Tuttavia durante il regno dell’imperatore Augusto (dal 30 a.C. al 14 d.C.) e di Tiberio (dal 14 d.C. al 37 d.C.), ecco che le cose cambiarono. Intorno al 27 a.C., infatti, Augusto iniziò una riforma dei giochi dei gladiatori che andò a ridurre significativamente il tasso di mortalità.
Dipinti presenti sui muri di Pompei testimoniano come un combattimento su cinque si concludesse con la morte dello sconfitto. Secondo Manas tale tasso di mortalità rimase a questi livelli durante tutto il II secolo d.C. Proprio a causa del calo delle morti nell’arene, nonostante molti gladiatori fossero effettivamente degli schiavi, ecco che ci furono diversi individui liveri che si offrirono volontari per diventare gladiatori.

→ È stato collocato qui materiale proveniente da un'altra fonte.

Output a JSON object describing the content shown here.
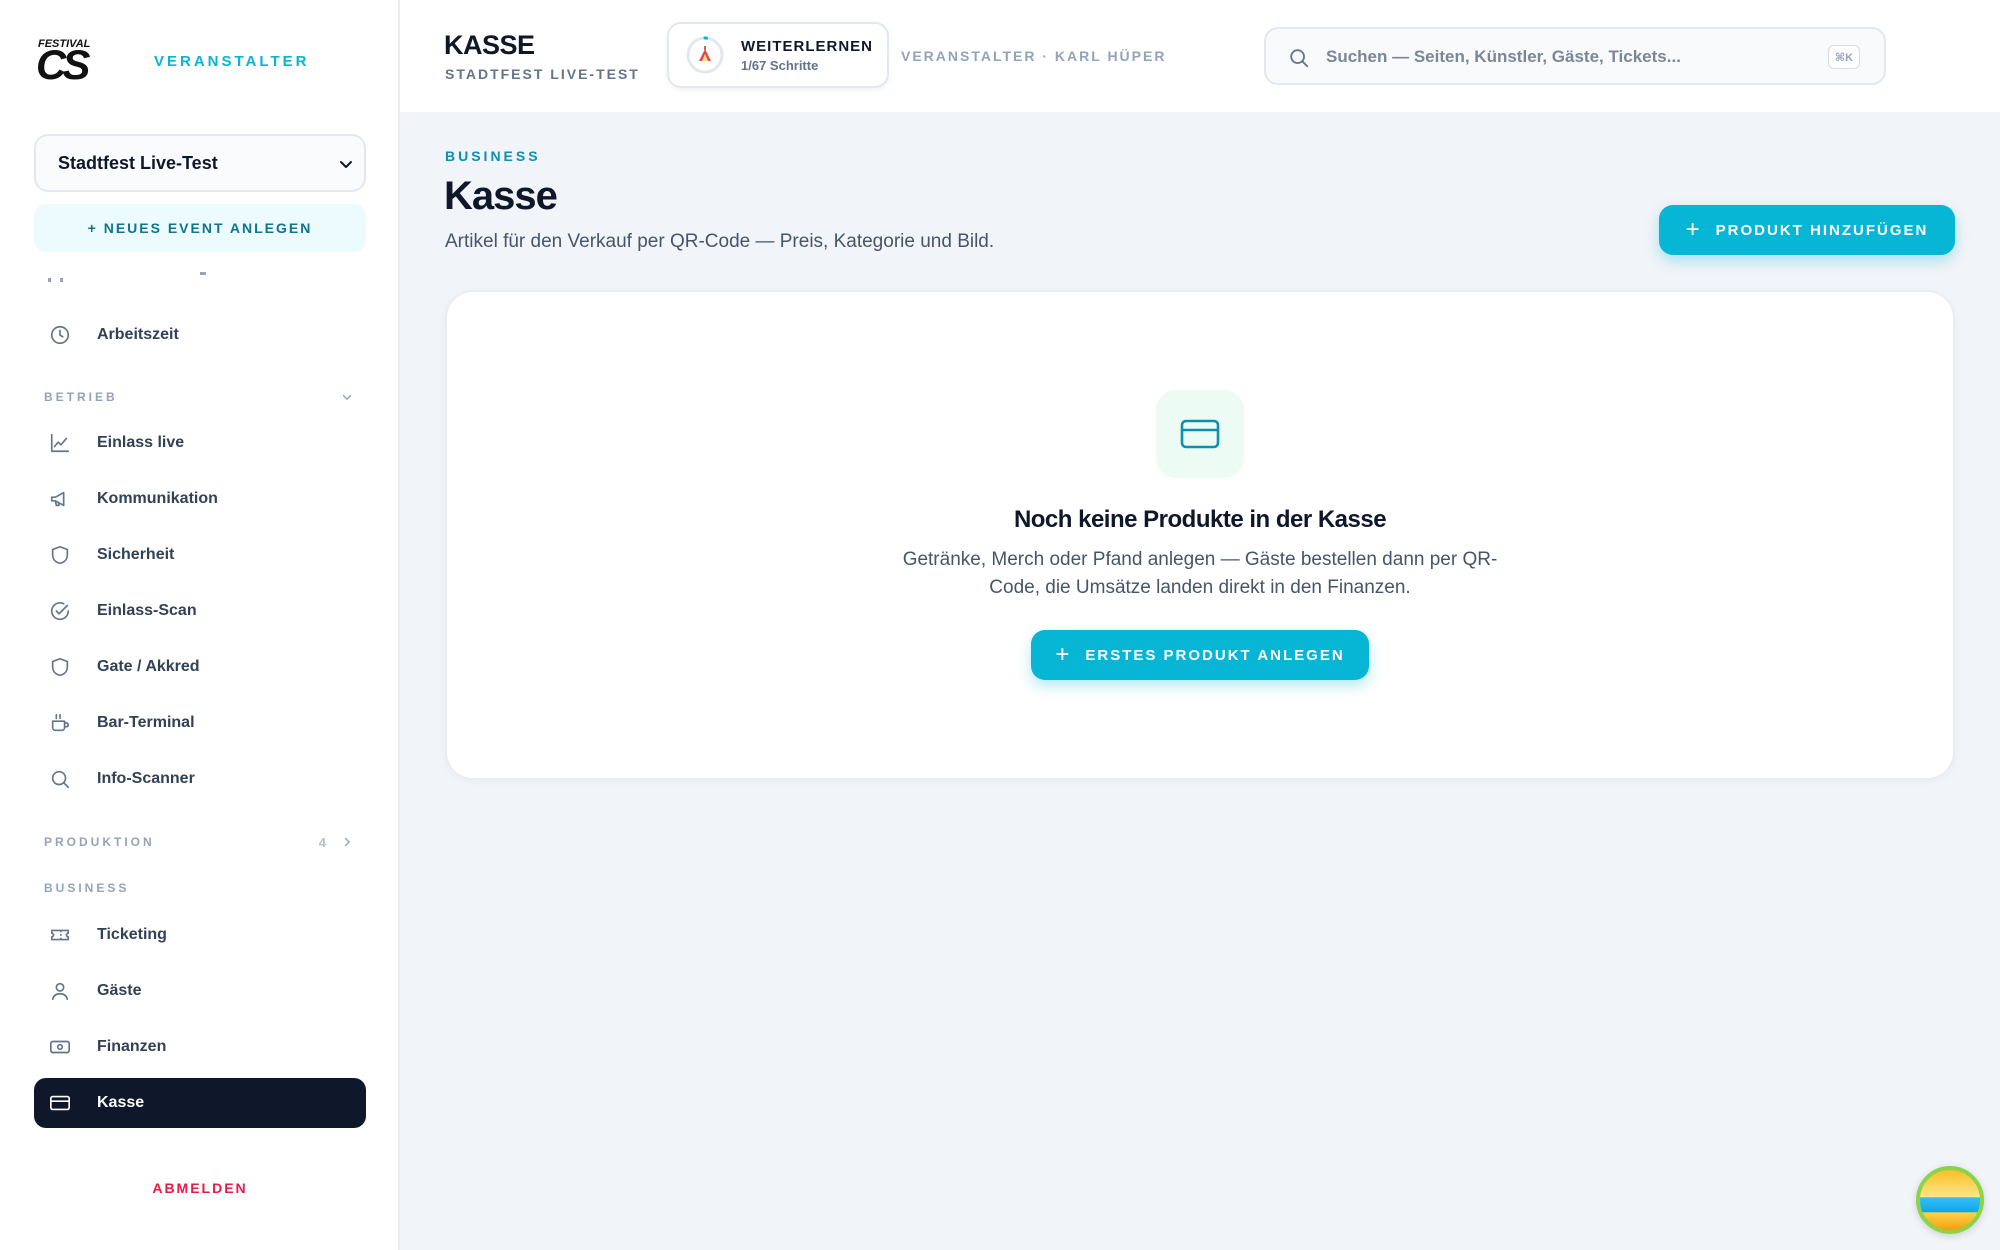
{
  "brand": {
    "logo_top": "FESTIVAL",
    "logo_main": "CS",
    "label": "VERANSTALTER"
  },
  "sidebar": {
    "event_select": "Stadtfest Live-Test",
    "new_event": "+ NEUES EVENT ANLEGEN",
    "items_top": [
      {
        "label": "Arbeitszeit",
        "icon": "clock-icon"
      }
    ],
    "section_betrieb": "BETRIEB",
    "betrieb_items": [
      {
        "label": "Einlass live",
        "icon": "chart-line-icon"
      },
      {
        "label": "Kommunikation",
        "icon": "megaphone-icon"
      },
      {
        "label": "Sicherheit",
        "icon": "shield-icon"
      },
      {
        "label": "Einlass-Scan",
        "icon": "check-circle-icon"
      },
      {
        "label": "Gate / Akkred",
        "icon": "shield-icon"
      },
      {
        "label": "Bar-Terminal",
        "icon": "cup-icon"
      },
      {
        "label": "Info-Scanner",
        "icon": "search-icon"
      }
    ],
    "section_produktion": "PRODUKTION",
    "produktion_count": "4",
    "section_business": "BUSINESS",
    "business_items": [
      {
        "label": "Ticketing",
        "icon": "ticket-icon"
      },
      {
        "label": "Gäste",
        "icon": "user-icon"
      },
      {
        "label": "Finanzen",
        "icon": "banknote-icon"
      },
      {
        "label": "Kasse",
        "icon": "credit-card-icon",
        "active": true
      }
    ],
    "logout": "ABMELDEN"
  },
  "header": {
    "title": "KASSE",
    "subtitle": "STADTFEST LIVE-TEST",
    "learn_title": "WEITERLERNEN",
    "learn_progress": "1/67 Schritte",
    "organizer": "VERANSTALTER · KARL HÜPER",
    "search_placeholder": "Suchen — Seiten, Künstler, Gäste, Tickets...",
    "search_shortcut": "⌘K"
  },
  "main": {
    "kicker": "BUSINESS",
    "title": "Kasse",
    "lead": "Artikel für den Verkauf per QR-Code — Preis, Kategorie und Bild.",
    "add_button": "PRODUKT HINZUFÜGEN",
    "empty_title": "Noch keine Produkte in der Kasse",
    "empty_text": "Getränke, Merch oder Pfand anlegen — Gäste bestellen dann per QR-Code, die Umsätze landen direkt in den Finanzen.",
    "cta_button": "ERSTES PRODUKT ANLEGEN"
  },
  "colors": {
    "accent": "#06b6d4",
    "dark": "#0f172a",
    "danger": "#e11d48"
  }
}
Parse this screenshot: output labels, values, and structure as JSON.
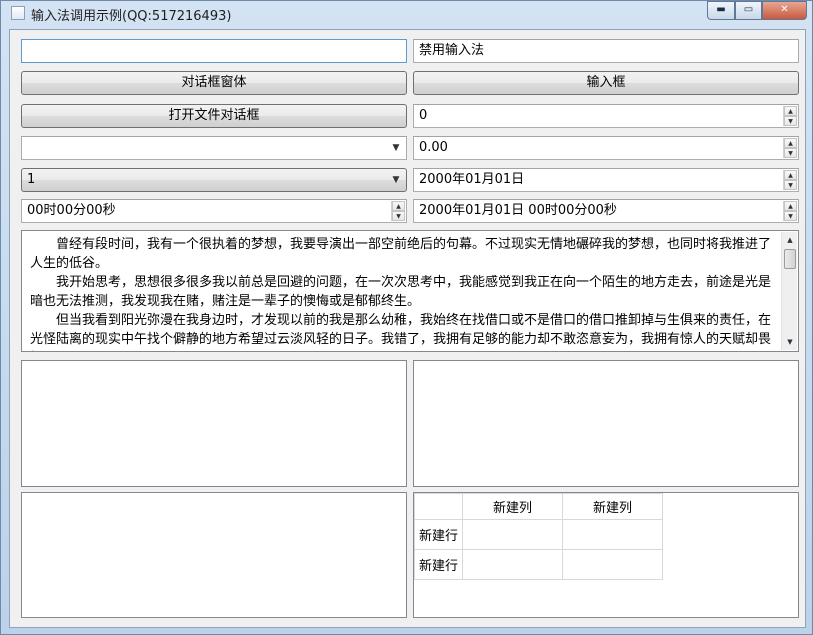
{
  "window": {
    "title": "输入法调用示例(QQ:517216493)",
    "min_glyph": "▬",
    "max_glyph": "▭",
    "close_glyph": "✕"
  },
  "row1": {
    "line_edit_value": "",
    "disabled_input_value": "禁用输入法"
  },
  "row2": {
    "dialog_button": "对话框窗体",
    "input_button": "输入框"
  },
  "row3": {
    "file_dialog_button": "打开文件对话框",
    "spin_value": "0"
  },
  "row4": {
    "combo_value": "",
    "double_spin_value": "0.00"
  },
  "row5": {
    "combo_value": "1",
    "date_value": "2000年01月01日"
  },
  "row6": {
    "time_value": "00时00分00秒",
    "datetime_value": "2000年01月01日 00时00分00秒"
  },
  "text_area": {
    "paragraphs": [
      "曾经有段时间，我有一个很执着的梦想，我要导演出一部空前绝后的句幕。不过现实无情地碾碎我的梦想，也同时将我推进了人生的低谷。",
      "我开始思考，思想很多很多我以前总是回避的问题，在一次次思考中，我能感觉到我正在向一个陌生的地方走去，前途是光是暗也无法推测，我发现我在赌，赌注是一辈子的懊悔或是郁郁终生。",
      "但当我看到阳光弥漫在我身边时，才发现以前的我是那么幼稚，我始终在找借口或不是借口的借口推卸掉与生俱来的责任，在光怪陆离的现实中午找个僻静的地方希望过云淡风轻的日子。我错了，我拥有足够的能力却不敢恣意妄为，我拥有惊人的天赋却畏惧"
    ]
  },
  "table": {
    "columns": [
      "新建列",
      "新建列"
    ],
    "rows": [
      "新建行",
      "新建行"
    ]
  },
  "icons": {
    "spin_up": "▲",
    "spin_down": "▼",
    "combo_arrow": "▼",
    "scroll_up": "▲",
    "scroll_down": "▼"
  }
}
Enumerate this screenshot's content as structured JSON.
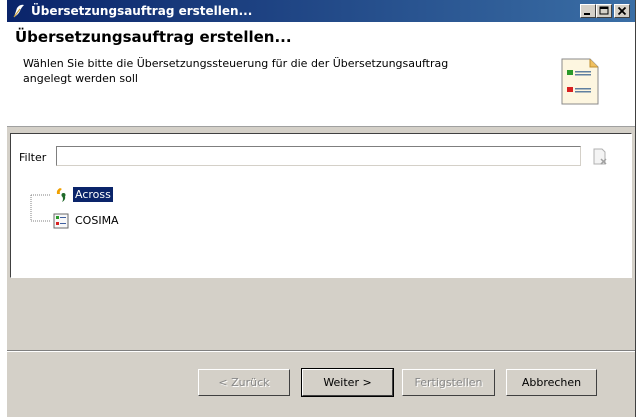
{
  "window": {
    "title": "Übersetzungsauftrag erstellen...",
    "title_bar_color": "#0a246a",
    "buttons": [
      "minimize-icon",
      "maximize-icon",
      "close-icon"
    ]
  },
  "header": {
    "title": "Übersetzungsauftrag erstellen...",
    "description": "Wählen Sie bitte die Übersetzungssteuerung für die der Übersetzungsauftrag angelegt werden soll",
    "image_icon": "wizard-banner-icon"
  },
  "filter": {
    "label": "Filter",
    "value": "",
    "clear_icon": "clear-filter-icon"
  },
  "tree": {
    "items": [
      {
        "label": "Across",
        "icon": "across-logo-icon",
        "selected": true
      },
      {
        "label": "COSIMA",
        "icon": "cosima-icon",
        "selected": false
      }
    ]
  },
  "buttons": {
    "back": "< Zurück",
    "next": "Weiter >",
    "finish": "Fertigstellen",
    "cancel": "Abbrechen"
  },
  "colors": {
    "selection": "#0a246a",
    "dialog_bg": "#d4d0c8"
  }
}
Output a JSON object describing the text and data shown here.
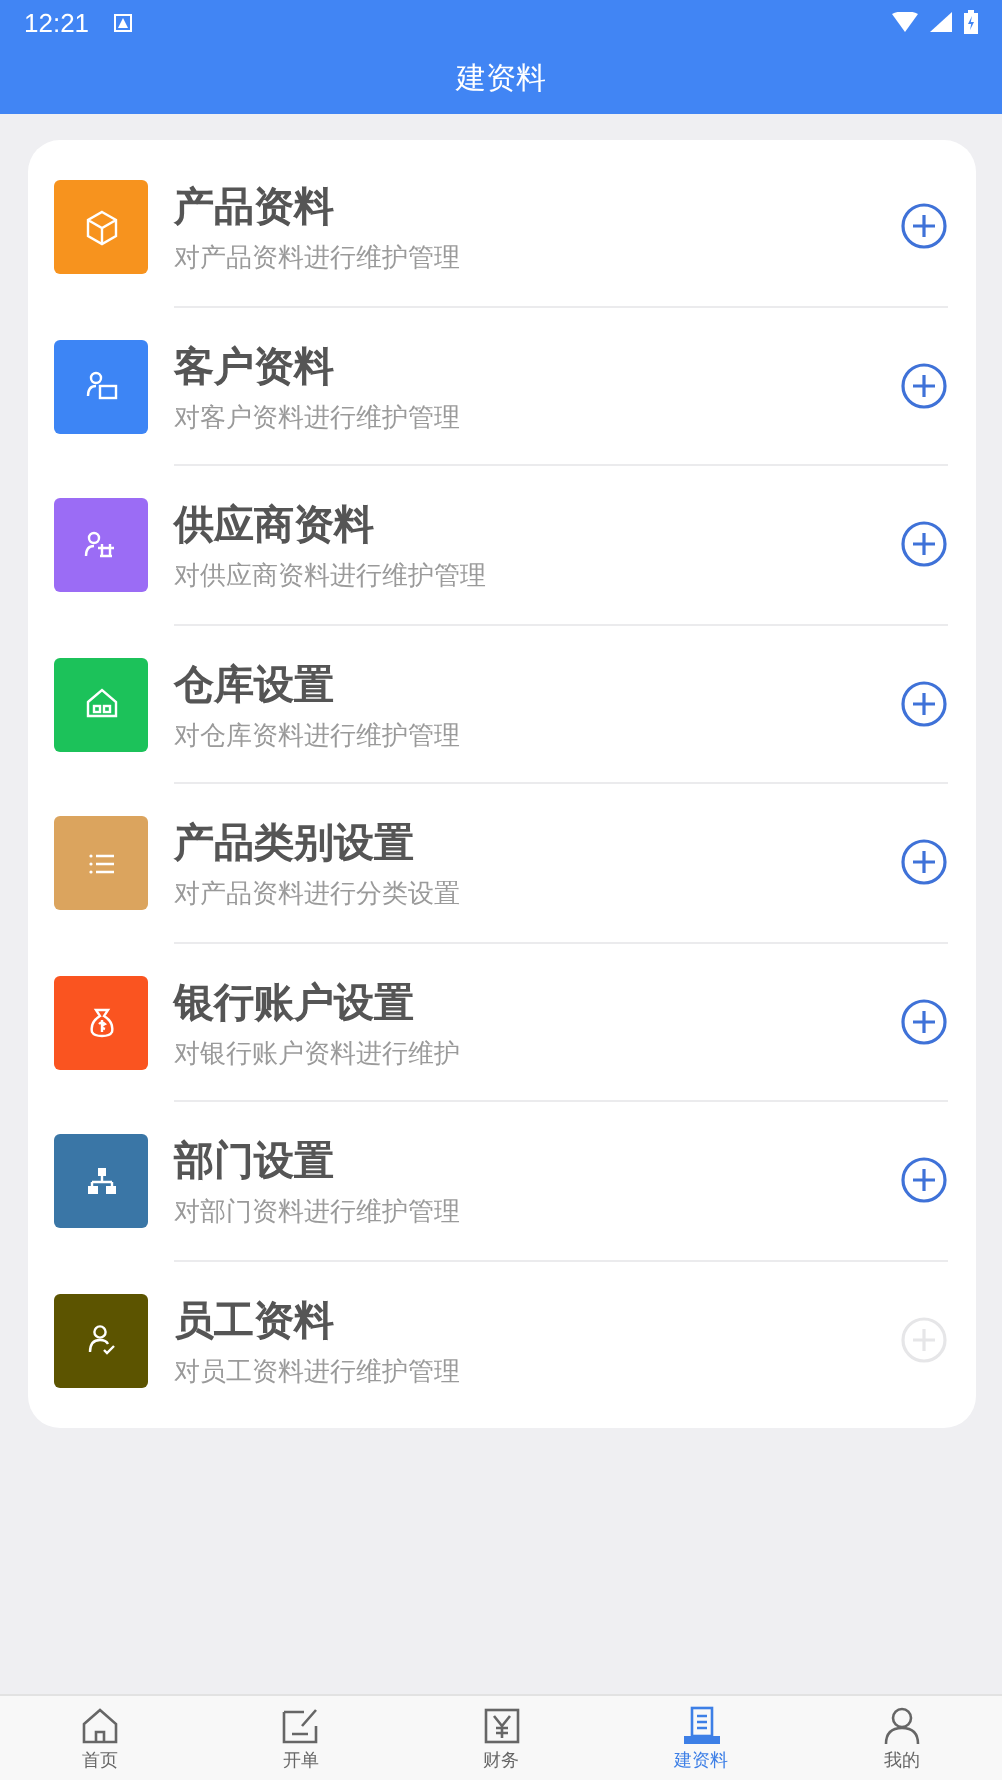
{
  "status_bar": {
    "time": "12:21"
  },
  "header": {
    "title": "建资料"
  },
  "items": [
    {
      "title": "产品资料",
      "subtitle": "对产品资料进行维护管理",
      "color": "#f7931e",
      "disabled": false
    },
    {
      "title": "客户资料",
      "subtitle": "对客户资料进行维护管理",
      "color": "#3d85f5",
      "disabled": false
    },
    {
      "title": "供应商资料",
      "subtitle": "对供应商资料进行维护管理",
      "color": "#9b6cf5",
      "disabled": false
    },
    {
      "title": "仓库设置",
      "subtitle": "对仓库资料进行维护管理",
      "color": "#1cc25a",
      "disabled": false
    },
    {
      "title": "产品类别设置",
      "subtitle": "对产品资料进行分类设置",
      "color": "#dba45e",
      "disabled": false
    },
    {
      "title": "银行账户设置",
      "subtitle": "对银行账户资料进行维护",
      "color": "#fa5420",
      "disabled": false
    },
    {
      "title": "部门设置",
      "subtitle": "对部门资料进行维护管理",
      "color": "#3a76a6",
      "disabled": false
    },
    {
      "title": "员工资料",
      "subtitle": "对员工资料进行维护管理",
      "color": "#5c5400",
      "disabled": true
    }
  ],
  "tabs": [
    {
      "label": "首页",
      "selected": false
    },
    {
      "label": "开单",
      "selected": false
    },
    {
      "label": "财务",
      "selected": false
    },
    {
      "label": "建资料",
      "selected": true
    },
    {
      "label": "我的",
      "selected": false
    }
  ]
}
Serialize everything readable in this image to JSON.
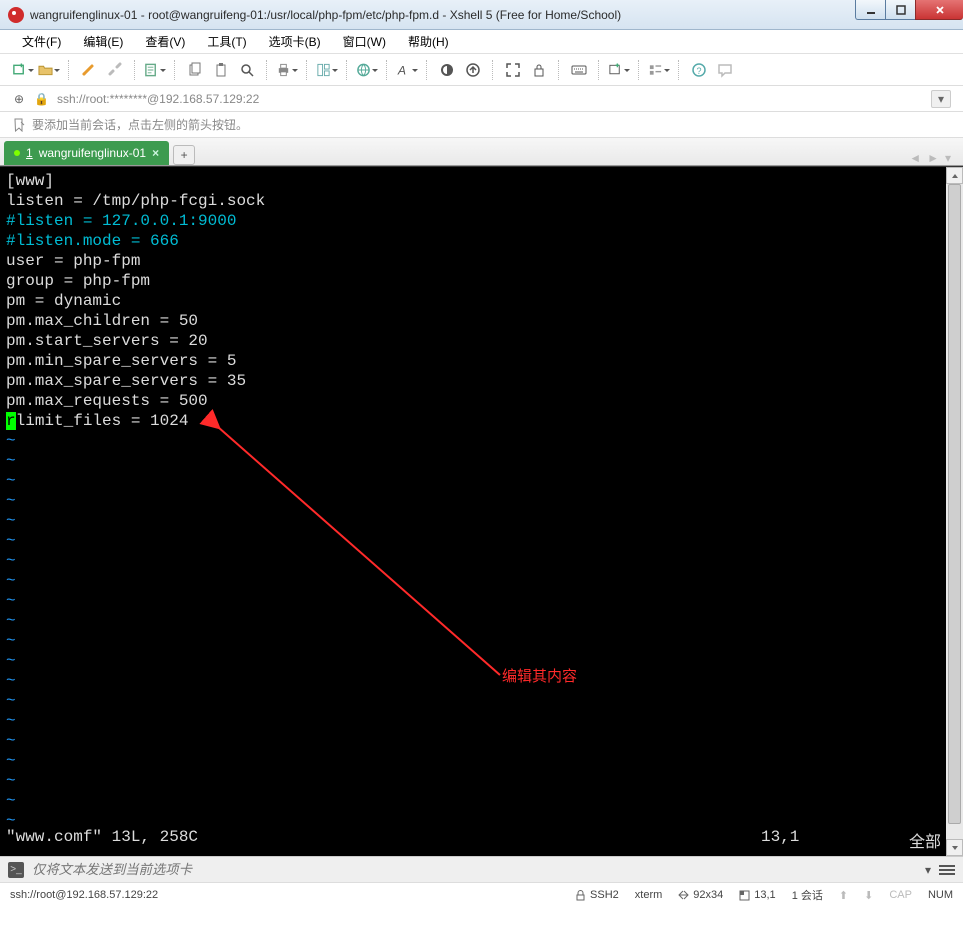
{
  "window": {
    "title": "wangruifenglinux-01 - root@wangruifeng-01:/usr/local/php-fpm/etc/php-fpm.d - Xshell 5 (Free for Home/School)"
  },
  "menu": {
    "file": "文件(F)",
    "edit": "编辑(E)",
    "view": "查看(V)",
    "tools": "工具(T)",
    "tab": "选项卡(B)",
    "window": "窗口(W)",
    "help": "帮助(H)"
  },
  "addressbar": {
    "url": "ssh://root:********@192.168.57.129:22"
  },
  "infobar": {
    "text": "要添加当前会话，点击左侧的箭头按钮。"
  },
  "tab": {
    "index": "1",
    "label": "wangruifenglinux-01"
  },
  "terminal": {
    "lines": [
      {
        "t": "[www]",
        "cls": ""
      },
      {
        "t": "listen = /tmp/php-fcgi.sock",
        "cls": ""
      },
      {
        "t": "#listen = 127.0.0.1:9000",
        "cls": "c-cyan"
      },
      {
        "t": "#listen.mode = 666",
        "cls": "c-cyan"
      },
      {
        "t": "user = php-fpm",
        "cls": ""
      },
      {
        "t": "group = php-fpm",
        "cls": ""
      },
      {
        "t": "pm = dynamic",
        "cls": ""
      },
      {
        "t": "pm.max_children = 50",
        "cls": ""
      },
      {
        "t": "pm.start_servers = 20",
        "cls": ""
      },
      {
        "t": "pm.min_spare_servers = 5",
        "cls": ""
      },
      {
        "t": "pm.max_spare_servers = 35",
        "cls": ""
      },
      {
        "t": "pm.max_requests = 500",
        "cls": ""
      }
    ],
    "cursor_line_prefix": "r",
    "cursor_line_rest": "limit_files = 1024",
    "status_left": "\"www.comf\" 13L, 258C",
    "status_pos": "13,1",
    "status_right": "全部"
  },
  "annotation": {
    "label": "编辑其内容"
  },
  "inputbar": {
    "placeholder": "仅将文本发送到当前选项卡"
  },
  "statusbar": {
    "conn": "ssh://root@192.168.57.129:22",
    "ssh": "SSH2",
    "term": "xterm",
    "size": "92x34",
    "pos": "13,1",
    "sessions": "1 会话",
    "cap": "CAP",
    "num": "NUM"
  }
}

A dire il vero non si sa quali regole e pratiche cambiarono dopo il 27 a.C. Le prove, tuttavia, suggeriscono alcuni cambiamenti importanti:
- un gladiatore poteva ora arrendersi facendo cadere a terra lo scudo e allungando l’indice
- inserita la figura del summa rudis, una sorta di arbitro che non solo aveva il compito di far rispettare le regole, ma che aveva anche il poter di interrompere il combattimento se un gladiatore era sul punto di essere ucciso
- se l’organizzatore degli scontri lo permetteva, allo sconfitto veniva concesso di lasciare l’arena senza subire ulteriori danni
- se l’organizzatore degli scontri insisteva affinché lo sconfitto venisse ucciso, ecco che avrebbe dovuto pagare una grossa somma alla persona che aveva fornito i gladiatori (ci sono prove che se il gladiatore veniva ferito o ucciso, l’organizzatore avrebbe dovuto pagare al proprietario del gladiatore un indennizzo anche di 50 volte il costo del contratto originale)
Purtroppo il tasso di mortalità tornò ad aumentare nel corso del II secolo d.C. Secondo Manas questo dipese dal fatto che le persone volevano vedere combattimenti sempre più cruenti, tanto che allo sconfitto non venne più permesso chiedere clemenza alla fine dello scontro. Il che fece sì che un combattimento su due in questo periodo terminasse con la morte del gladiatore.
Tale tasso di mortalità andò avanti sino al IV secolo. Nel V secolo i combattimenti diminuirono e il numero di morti diminuì drasticamente.
C’è anche da considerare un altro aspetto della vicenda. Non tutti coloro che entravano nell’arena erano combattenti addestrati. Alcuni erano prigionieri che non sapevano nulla di combattimento e che erano condannati a morte (dovevano affrontare belve selvatiche che, di solito, finivano con lo sbranarli). Questa tipologia di incontri solitamente avveniva prima del combattimento di gladiatori addestrati veri e propri.